I was very happy the last week to be able to attend the Mona Ozouf's conference in Berlin. I had the occasion to read many of her books since I was at the university, together with the works of Pierre Nora being valuable tools in guiding me across the complicate world of national symbolism and painful national identities. In the last months I followed the various political interventions from France regarding the national paradigm and its possible crisis or, at least, the lack of adaptability to the daily reality from the Hexagone.
The conference was interesting and useful as an update of reevaluating the crisis from the point of view of the possibilities to go beyond the current conflict at the level of mentalities. Because, as Mona Ozouf outlined by various examples, the theoretical reality included by the political definitions of identity don't correspond to the daily and human reality of nowadays France. A ministry of national identity will not solve the increasing tensions by symbolic interventions in the educational system, as singing the Marseillaise or preaching about the common identity.
On the other hand, the messianic vision of a France fighting for universal values is contradicted by the daily reality of the diversity - regional, religious, ethnic. You might not recognize the idea of minority - of any kind - but it doesn't mean those minority don't exist or will accept to give up their identities. The structures and histories of the communities you have to deal are diverse and with different relations to modernity and various reasons - economic and political mainly - to choose France as their home country. Theoretically and simplified, if you are entering my house, you have to accept the rules of the house, isn't it? But you cannot impose me what to say or what to dress or what to eat! It is against the general value of human rights. And if you are not able to convince me by your "soft power" that I have to adjust my attitude, it is, perhaps, an error in the projection of the whole system, isn't it?
Purposely I will not refer to specific situations and cases: as the burqa prohibition. Our secular Western values and societies are in obvious contradiction with some values preached in the anti-Western religious communities from the Middle East. The dramatic tension is the result of two opposite standpoints, refusing any kind of dialogue and critical thinking.

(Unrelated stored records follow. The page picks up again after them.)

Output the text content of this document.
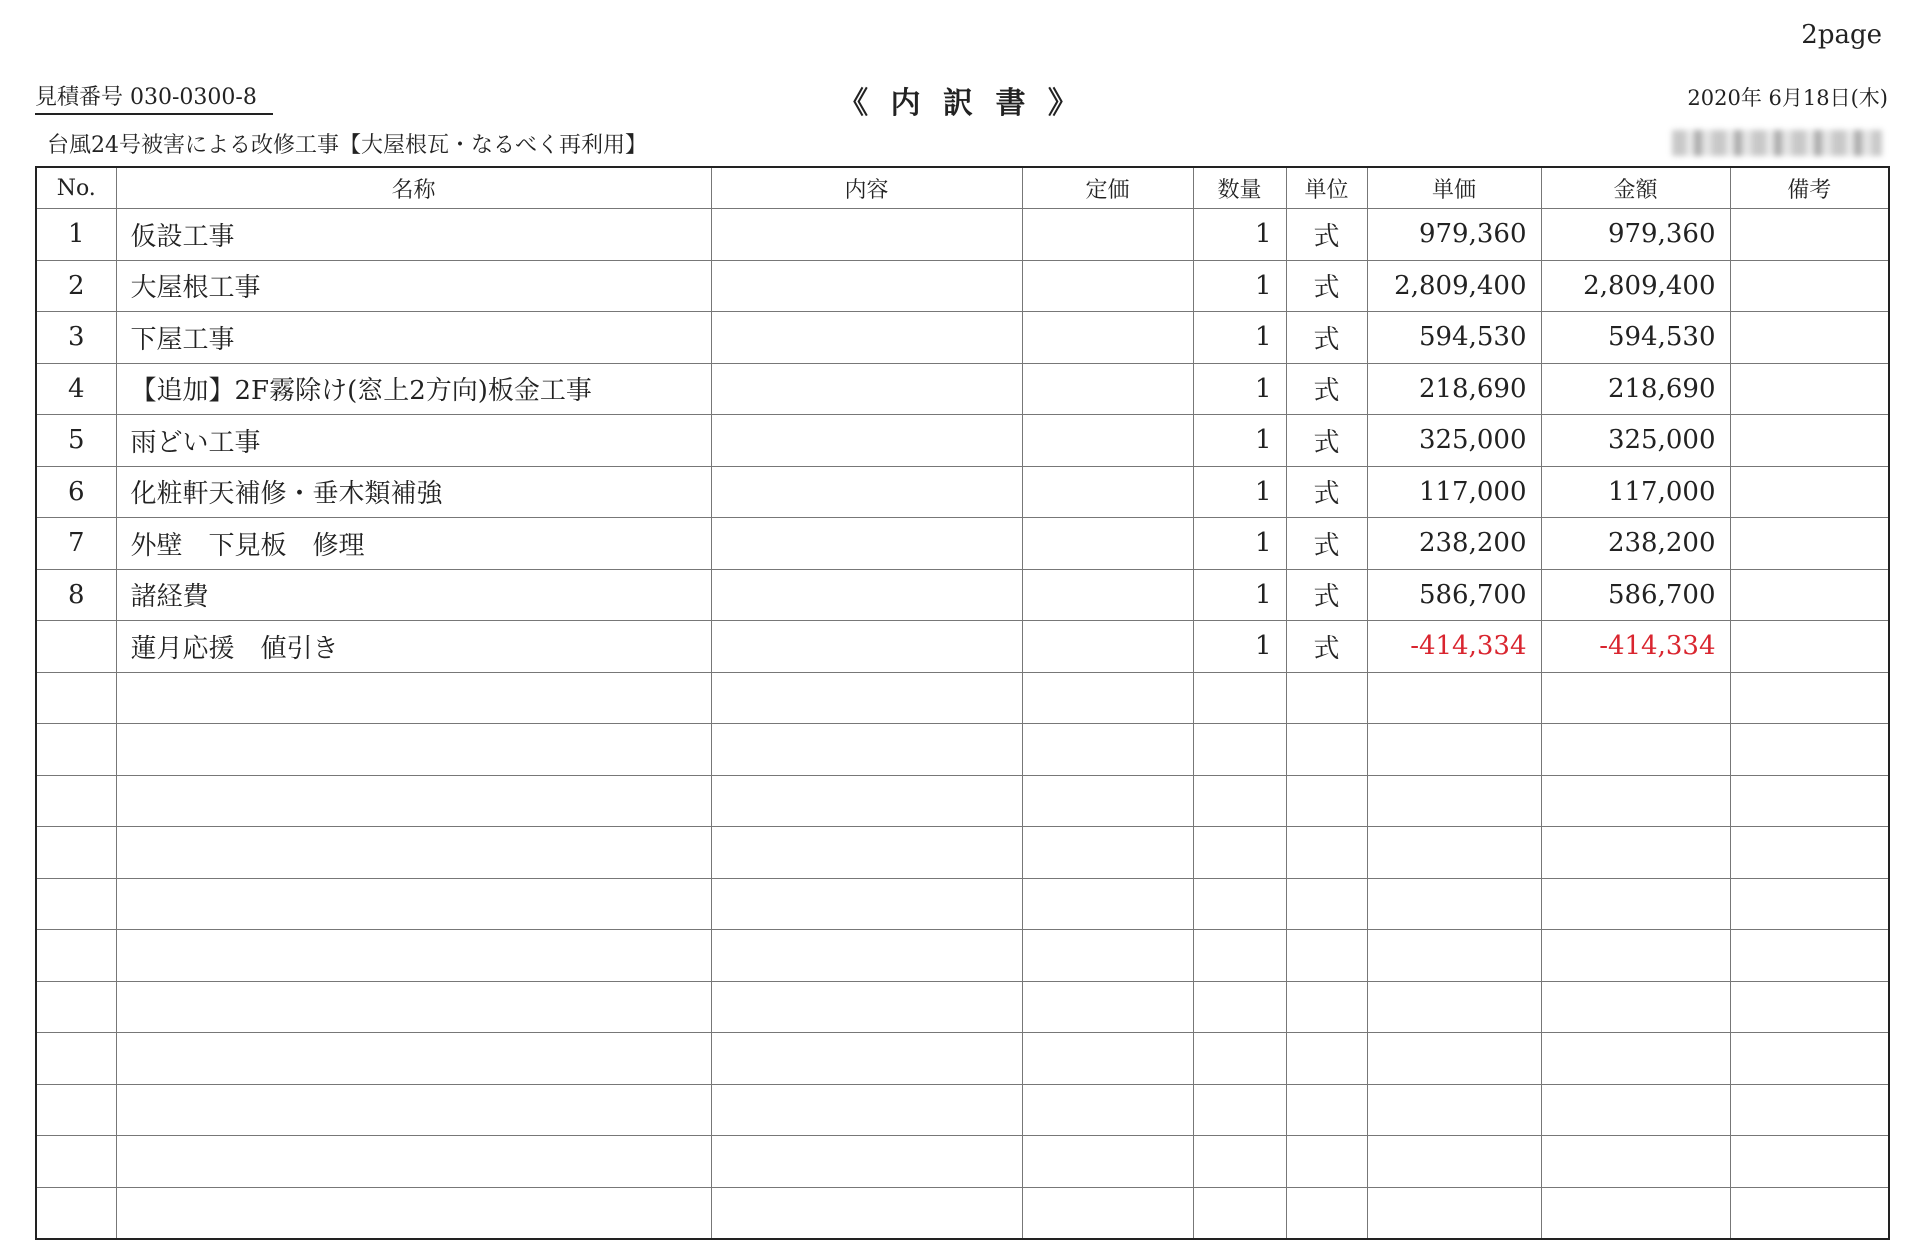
2page
見積番号 030-0300-8	《 内 訳 書 》	2020年 6月18日(木)
台風24号被害による改修工事【大屋根瓦・なるべく再利用】
No.	名称	内容	定価	数量	単位	単価	金額	備考
1	仮設工事			1	式	979,360	979,360	
2	大屋根工事			1	式	2,809,400	2,809,400	
3	下屋工事			1	式	594,530	594,530	
4	【追加】2F霧除け(窓上2方向)板金工事			1	式	218,690	218,690	
5	雨どい工事			1	式	325,000	325,000	
6	化粧軒天補修・垂木類補強			1	式	117,000	117,000	
7	外壁　下見板　修理			1	式	238,200	238,200	
8	諸経費			1	式	586,700	586,700	
	蓮月応援　値引き			1	式	-414,334	-414,334	
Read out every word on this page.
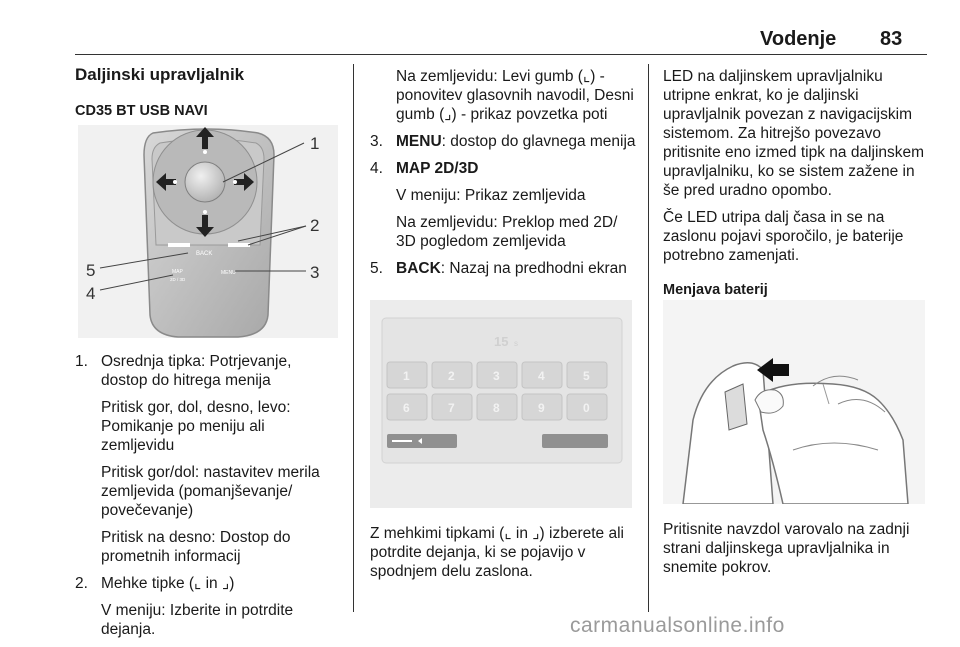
Vodenje 83

Daljinski upravljalnik

CD35 BT USB NAVI

BACK
MAP
2D / 3D
MENU
1
2
3
4
5
1. Osrednja tipka: Potrjevanje, dostop do hitrega menija

Pritisk gor, dol, desno, levo: Pomikanje po meniju ali zemljevidu

Pritisk gor/dol: nastavitev merila zemljevida (pomanjševanje/ povečevanje)

Pritisk na desno: Dostop do prometnih informacij

2. Mehke tipke (⌞ in ⌟)

V meniju: Izberite in potrdite dejanja.

Na zemljevidu: Levi gumb (⌞) - ponovitev glasovnih navodil, Desni gumb (⌟) - prikaz povzetka poti

3. MENU: dostop do glavnega menija

4. MAP 2D/3D

V meniju: Prikaz zemljevida

Na zemljevidu: Preklop med 2D/ 3D pogledom zemljevida

5. BACK: Nazaj na predhodni ekran

15 s
1	2	3	4	5
6	7	8	9	0

Z mehkimi tipkami (⌞ in ⌟) izberete ali potrdite dejanja, ki se pojavijo v spodnjem delu zaslona.

LED na daljinskem upravljalniku utripne enkrat, ko je daljinski upravljalnik povezan z navigacijskim sistemom. Za hitrejšo povezavo pritisnite eno izmed tipk na daljinskem upravljalniku, ko se sistem zažene in še pred uradno opombo.

Če LED utripa dalj časa in se na zaslonu pojavi sporočilo, je baterije potrebno zamenjati.

Menjava baterij

Pritisnite navzdol varovalo na zadnji strani daljinskega upravljalnika in snemite pokrov.

carmanualsonline.info
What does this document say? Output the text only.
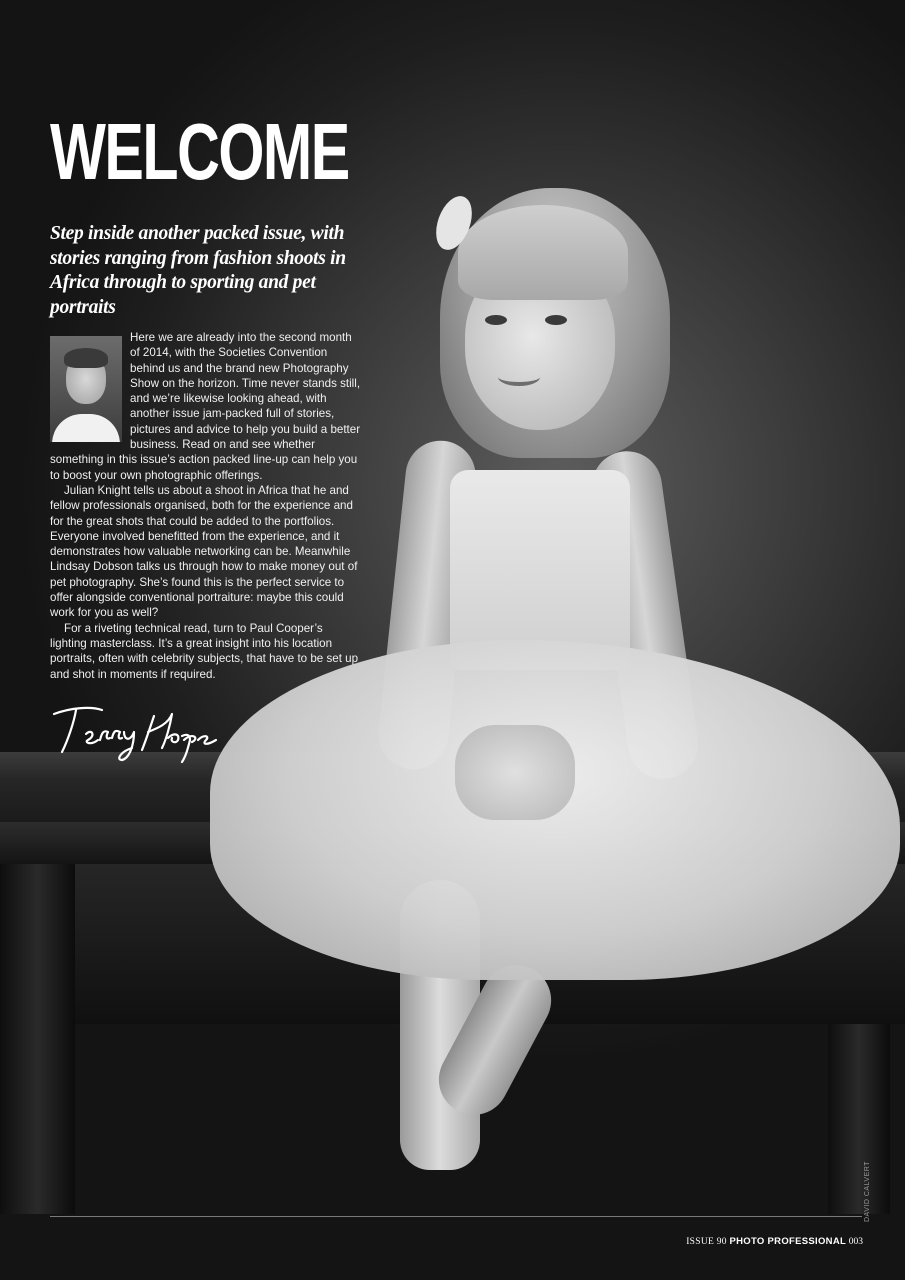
WELCOME

Step inside another packed issue, with stories ranging from fashion shoots in Africa through to sporting and pet portraits

Here we are already into the second month of 2014, with the Societies Convention behind us and the brand new Photography Show on the horizon. Time never stands still, and we’re likewise looking ahead, with another issue jam-packed full of stories, pictures and advice to help you build a better business. Read on and see whether something in this issue’s action packed line-up can help you to boost your own photographic offerings.

Julian Knight tells us about a shoot in Africa that he and fellow professionals organised, both for the experience and for the great shots that could be added to the portfolios. Everyone involved benefitted from the experience, and it demonstrates how valuable networking can be. Meanwhile Lindsay Dobson talks us through how to make money out of pet photography. She’s found this is the perfect service to offer alongside conventional portraiture: maybe this could work for you as well?

For a riveting technical read, turn to Paul Cooper’s lighting masterclass. It’s a great insight into his location portraits, often with celebrity subjects, that have to be set up and shot in moments if required.

DAVID CALVERT
ISSUE 90 PHOTO PROFESSIONAL 003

But the daily human, social and political reality is different of the historical projections from the history books. The "glorious past" of France is not the necessary liaison to reinforce a national profile. We are living global, this is obvious, but our global world is made up of various networks and communities, created by individuals with different backgrounds. You can be in the same time European, France citizen, Hindi speaker and with a strong Corsican identity. It might be contradictory in some cases, hard to understand, but there we need first to map the reality, to understand it and after to find solutions, new solutions for new realities.